What Marshall had was Card No. 311, a 1952 Mickey Mantle, the Holy Grail of Topps baseball cards. In the early 1980s, Marshall took the Mantle card into a Wichita, Kan., card shop.
“The guy who owned the place offered me $3,000 for it right then and there. When I told him the story of how I got snookered out of my favorite card, he brought out a Sauer card and sold it to me for 35 cents. But I held onto the Mantle card.”

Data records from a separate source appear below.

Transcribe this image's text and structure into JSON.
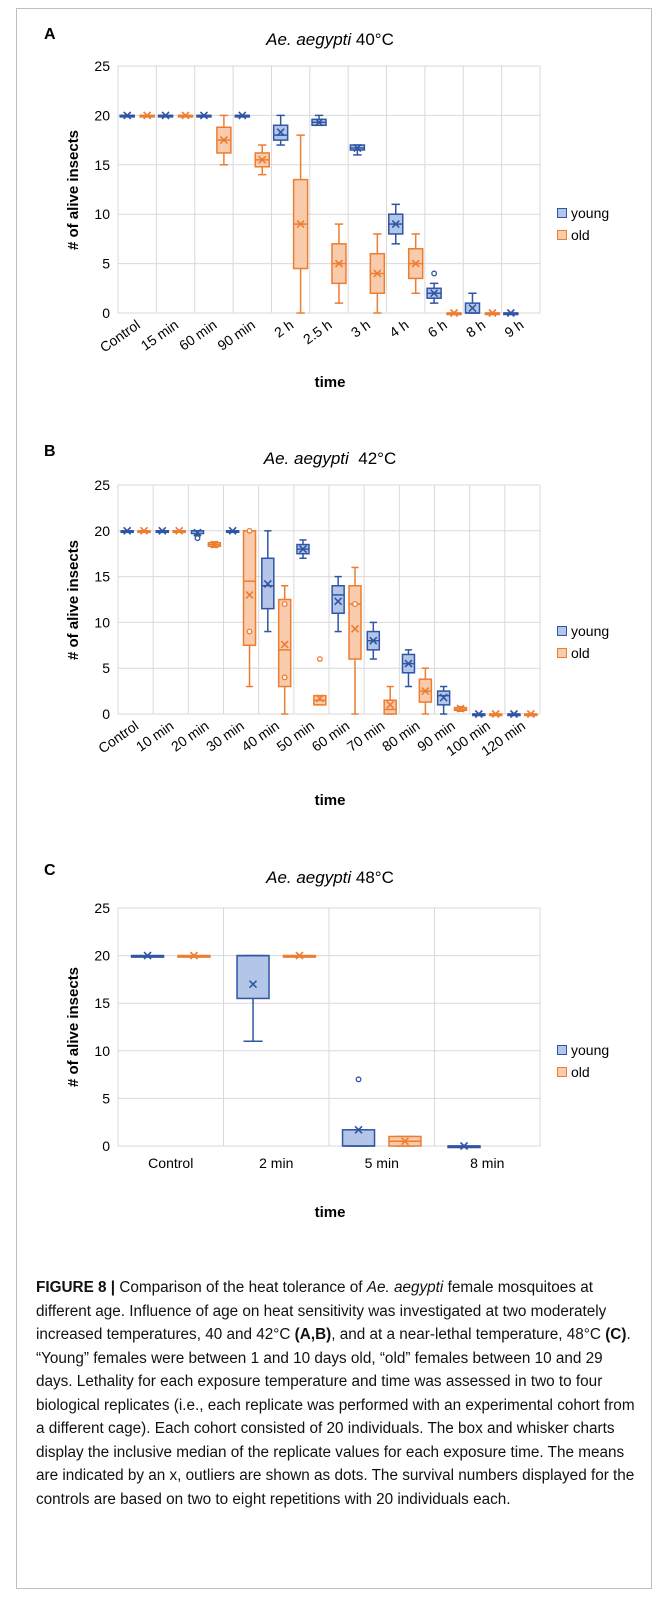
{
  "figure": {
    "label": "FIGURE 8 |",
    "caption": {
      "part1": " Comparison of the heat tolerance of ",
      "species": "Ae. aegypti",
      "part2": " female mosquitoes at different age. Influence of age on heat sensitivity was investigated at two moderately increased temperatures, 40 and 42°C ",
      "ref_ab": "(A,B)",
      "part3": ", and at a near-lethal temperature, 48°C ",
      "ref_c": "(C)",
      "part4": ". “Young” females were between 1 and 10 days old, “old” females between 10 and 29 days. Lethality for each exposure temperature and time was assessed in two to four biological replicates (i.e., each replicate was performed with an experimental cohort from a different cage). Each cohort consisted of 20 individuals. The box and whisker charts display the inclusive median of the replicate values for each exposure time. The means are indicated by an x, outliers are shown as dots. The survival numbers displayed for the controls are based on two to eight repetitions with 20 individuals each."
    }
  },
  "colors": {
    "young": "#2f55a4",
    "young_fill": "#b4c6e7",
    "old": "#ed7d31",
    "old_fill": "#f8cbad",
    "grid": "#d9d9d9"
  },
  "chart_data": [
    {
      "panel": "A",
      "type": "box",
      "title_species": "Ae. aegypti",
      "title_temp": " 40°C",
      "xlabel": "time",
      "ylabel": "# of alive insects",
      "ylim": [
        0,
        25
      ],
      "yticks": [
        0,
        5,
        10,
        15,
        20,
        25
      ],
      "legend": [
        "young",
        "old"
      ],
      "legend_position": "right",
      "categories": [
        "Control",
        "15 min",
        "60 min",
        "90 min",
        "2 h",
        "2.5 h",
        "3 h",
        "4 h",
        "6 h",
        "8 h",
        "9 h"
      ],
      "series": [
        {
          "name": "young",
          "boxes": [
            {
              "cat": 0,
              "min": 20,
              "q1": 20,
              "med": 20,
              "q3": 20,
              "max": 20,
              "mean": 20
            },
            {
              "cat": 1,
              "min": 20,
              "q1": 20,
              "med": 20,
              "q3": 20,
              "max": 20,
              "mean": 20
            },
            {
              "cat": 2,
              "min": 20,
              "q1": 20,
              "med": 20,
              "q3": 20,
              "max": 20,
              "mean": 20
            },
            {
              "cat": 3,
              "min": 20,
              "q1": 20,
              "med": 20,
              "q3": 20,
              "max": 20,
              "mean": 20
            },
            {
              "cat": 4,
              "min": 17,
              "q1": 17.5,
              "med": 18,
              "q3": 19,
              "max": 20,
              "mean": 18.3
            },
            {
              "cat": 5,
              "min": 19,
              "q1": 19,
              "med": 19.3,
              "q3": 19.6,
              "max": 20,
              "mean": 19.3
            },
            {
              "cat": 6,
              "min": 16,
              "q1": 16.5,
              "med": 16.7,
              "q3": 17,
              "max": 17,
              "mean": 16.7
            },
            {
              "cat": 7,
              "min": 7,
              "q1": 8,
              "med": 9,
              "q3": 10,
              "max": 11,
              "mean": 9
            },
            {
              "cat": 8,
              "min": 1,
              "q1": 1.5,
              "med": 2,
              "q3": 2.5,
              "max": 3,
              "mean": 2,
              "outliers": [
                4
              ]
            },
            {
              "cat": 9,
              "min": 0,
              "q1": 0,
              "med": 0,
              "q3": 1,
              "max": 2,
              "mean": 0.5
            },
            {
              "cat": 10,
              "min": 0,
              "q1": 0,
              "med": 0,
              "q3": 0,
              "max": 0,
              "mean": 0
            }
          ]
        },
        {
          "name": "old",
          "boxes": [
            {
              "cat": 0,
              "min": 20,
              "q1": 20,
              "med": 20,
              "q3": 20,
              "max": 20,
              "mean": 20
            },
            {
              "cat": 1,
              "min": 20,
              "q1": 20,
              "med": 20,
              "q3": 20,
              "max": 20,
              "mean": 20
            },
            {
              "cat": 2,
              "min": 15,
              "q1": 16.2,
              "med": 17.5,
              "q3": 18.8,
              "max": 20,
              "mean": 17.5
            },
            {
              "cat": 3,
              "min": 14,
              "q1": 14.8,
              "med": 15.5,
              "q3": 16.2,
              "max": 17,
              "mean": 15.5
            },
            {
              "cat": 4,
              "min": 0,
              "q1": 4.5,
              "med": 9,
              "q3": 13.5,
              "max": 18,
              "mean": 9
            },
            {
              "cat": 5,
              "min": 1,
              "q1": 3,
              "med": 5,
              "q3": 7,
              "max": 9,
              "mean": 5
            },
            {
              "cat": 6,
              "min": 0,
              "q1": 2,
              "med": 4,
              "q3": 6,
              "max": 8,
              "mean": 4
            },
            {
              "cat": 7,
              "min": 2,
              "q1": 3.5,
              "med": 5,
              "q3": 6.5,
              "max": 8,
              "mean": 5
            },
            {
              "cat": 8,
              "min": 0,
              "q1": 0,
              "med": 0,
              "q3": 0,
              "max": 0,
              "mean": 0
            },
            {
              "cat": 9,
              "min": 0,
              "q1": 0,
              "med": 0,
              "q3": 0,
              "max": 0,
              "mean": 0
            }
          ]
        }
      ]
    },
    {
      "panel": "B",
      "type": "box",
      "title_species": "Ae. aegypti",
      "title_temp": "  42°C",
      "xlabel": "time",
      "ylabel": "# of alive insects",
      "ylim": [
        0,
        25
      ],
      "yticks": [
        0,
        5,
        10,
        15,
        20,
        25
      ],
      "legend": [
        "young",
        "old"
      ],
      "legend_position": "right",
      "categories": [
        "Control",
        "10 min",
        "20 min",
        "30 min",
        "40 min",
        "50 min",
        "60 min",
        "70 min",
        "80 min",
        "90 min",
        "100 min",
        "120 min"
      ],
      "series": [
        {
          "name": "young",
          "boxes": [
            {
              "cat": 0,
              "min": 20,
              "q1": 20,
              "med": 20,
              "q3": 20,
              "max": 20,
              "mean": 20
            },
            {
              "cat": 1,
              "min": 20,
              "q1": 20,
              "med": 20,
              "q3": 20,
              "max": 20,
              "mean": 20
            },
            {
              "cat": 2,
              "min": 19.5,
              "q1": 19.7,
              "med": 20,
              "q3": 20,
              "max": 20,
              "mean": 19.8,
              "outliers": [
                19.2
              ]
            },
            {
              "cat": 3,
              "min": 20,
              "q1": 20,
              "med": 20,
              "q3": 20,
              "max": 20,
              "mean": 20
            },
            {
              "cat": 4,
              "min": 9,
              "q1": 11.5,
              "med": 14,
              "q3": 17,
              "max": 20,
              "mean": 14.2
            },
            {
              "cat": 5,
              "min": 17,
              "q1": 17.5,
              "med": 18,
              "q3": 18.5,
              "max": 19,
              "mean": 18
            },
            {
              "cat": 6,
              "min": 9,
              "q1": 11,
              "med": 13,
              "q3": 14,
              "max": 15,
              "mean": 12.3
            },
            {
              "cat": 7,
              "min": 6,
              "q1": 7,
              "med": 8,
              "q3": 9,
              "max": 10,
              "mean": 8
            },
            {
              "cat": 8,
              "min": 3,
              "q1": 4.5,
              "med": 5.5,
              "q3": 6.5,
              "max": 7,
              "mean": 5.5
            },
            {
              "cat": 9,
              "min": 0,
              "q1": 1,
              "med": 2,
              "q3": 2.5,
              "max": 3,
              "mean": 1.8
            },
            {
              "cat": 10,
              "min": 0,
              "q1": 0,
              "med": 0,
              "q3": 0,
              "max": 0,
              "mean": 0
            },
            {
              "cat": 11,
              "min": 0,
              "q1": 0,
              "med": 0,
              "q3": 0,
              "max": 0,
              "mean": 0
            }
          ]
        },
        {
          "name": "old",
          "boxes": [
            {
              "cat": 0,
              "min": 20,
              "q1": 20,
              "med": 20,
              "q3": 20,
              "max": 20,
              "mean": 20
            },
            {
              "cat": 1,
              "min": 20,
              "q1": 20,
              "med": 20,
              "q3": 20,
              "max": 20,
              "mean": 20
            },
            {
              "cat": 2,
              "min": 18.2,
              "q1": 18.3,
              "med": 18.5,
              "q3": 18.7,
              "max": 18.8,
              "mean": 18.5
            },
            {
              "cat": 3,
              "min": 3,
              "q1": 7.5,
              "med": 14.5,
              "q3": 20,
              "max": 20,
              "mean": 13,
              "outliers": [
                9,
                20
              ]
            },
            {
              "cat": 4,
              "min": 0,
              "q1": 3,
              "med": 7,
              "q3": 12.5,
              "max": 14,
              "mean": 7.6,
              "outliers": [
                4,
                12
              ]
            },
            {
              "cat": 5,
              "min": 1,
              "q1": 1,
              "med": 1.5,
              "q3": 2,
              "max": 2,
              "mean": 1.7,
              "outliers": [
                6
              ]
            },
            {
              "cat": 6,
              "min": 0,
              "q1": 6,
              "med": 12,
              "q3": 14,
              "max": 16,
              "mean": 9.3,
              "outliers": [
                12
              ]
            },
            {
              "cat": 7,
              "min": 0,
              "q1": 0,
              "med": 0.5,
              "q3": 1.5,
              "max": 3,
              "mean": 1
            },
            {
              "cat": 8,
              "min": 0,
              "q1": 1.3,
              "med": 2.5,
              "q3": 3.8,
              "max": 5,
              "mean": 2.5
            },
            {
              "cat": 9,
              "min": 0.3,
              "q1": 0.4,
              "med": 0.5,
              "q3": 0.7,
              "max": 0.8,
              "mean": 0.6
            },
            {
              "cat": 10,
              "min": 0,
              "q1": 0,
              "med": 0,
              "q3": 0,
              "max": 0,
              "mean": 0
            },
            {
              "cat": 11,
              "min": 0,
              "q1": 0,
              "med": 0,
              "q3": 0,
              "max": 0,
              "mean": 0
            }
          ]
        }
      ]
    },
    {
      "panel": "C",
      "type": "box",
      "title_species": "Ae. aegypti",
      "title_temp": " 48°C",
      "xlabel": "time",
      "ylabel": "# of alive insects",
      "ylim": [
        0,
        25
      ],
      "yticks": [
        0,
        5,
        10,
        15,
        20,
        25
      ],
      "legend": [
        "young",
        "old"
      ],
      "legend_position": "right",
      "categories": [
        "Control",
        "2 min",
        "5 min",
        "8 min"
      ],
      "series": [
        {
          "name": "young",
          "boxes": [
            {
              "cat": 0,
              "min": 20,
              "q1": 20,
              "med": 20,
              "q3": 20,
              "max": 20,
              "mean": 20
            },
            {
              "cat": 1,
              "min": 11,
              "q1": 15.5,
              "med": 20,
              "q3": 20,
              "max": 20,
              "mean": 17
            },
            {
              "cat": 2,
              "min": 0,
              "q1": 0,
              "med": 0,
              "q3": 1.7,
              "max": 1.7,
              "mean": 1.7,
              "outliers": [
                7
              ]
            },
            {
              "cat": 3,
              "min": 0,
              "q1": 0,
              "med": 0,
              "q3": 0,
              "max": 0,
              "mean": 0
            }
          ]
        },
        {
          "name": "old",
          "boxes": [
            {
              "cat": 0,
              "min": 20,
              "q1": 20,
              "med": 20,
              "q3": 20,
              "max": 20,
              "mean": 20
            },
            {
              "cat": 1,
              "min": 20,
              "q1": 20,
              "med": 20,
              "q3": 20,
              "max": 20,
              "mean": 20
            },
            {
              "cat": 2,
              "min": 0,
              "q1": 0,
              "med": 0.5,
              "q3": 1,
              "max": 1,
              "mean": 0.5
            }
          ]
        }
      ]
    }
  ]
}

Today, increased competition, coupled with higher prices and an oversaturation of card and set varieties, has turned a young boy’s hobby into a multimillion dollar, speculative venture. Five major card companies — Topps, Fleer, Donruss, In The Game and Upper Deck — produce millions of cards annually.
Jeff Hoekstra, manager of
Krier’s Cards and Comics in Modesto, is the Jerry McGuire of sports-card dealers. He buys rarities not to own, but to sell at a fast profit, a process the real estate industry calls “flipping.”
Speculating Venture
Hoekstra admits the hobby has turned into a more of a speculating venture than one of collecting and investing. “People are gambling — they’re buying boxes of new cards trying to get that rare card to put up on eBay. With the new stuff, it’s like playing the lottery.”
The “new stuff” Hoekstra speaks of ranges from the popular “cut signature” cards to cards signed by the pros and one-of-a-kind sets, such as World Treasures, which featured a single-issue card of Pope John Paul II that created national buzz in May after the pontiff’s death.
Hoekstra, who bought the pope card from a Stockton man who reportedly paid between $1,000 and $4,000, has yet to find a bona fide buyer, despite several offers through an eBay auction that, unfortunately, fell through.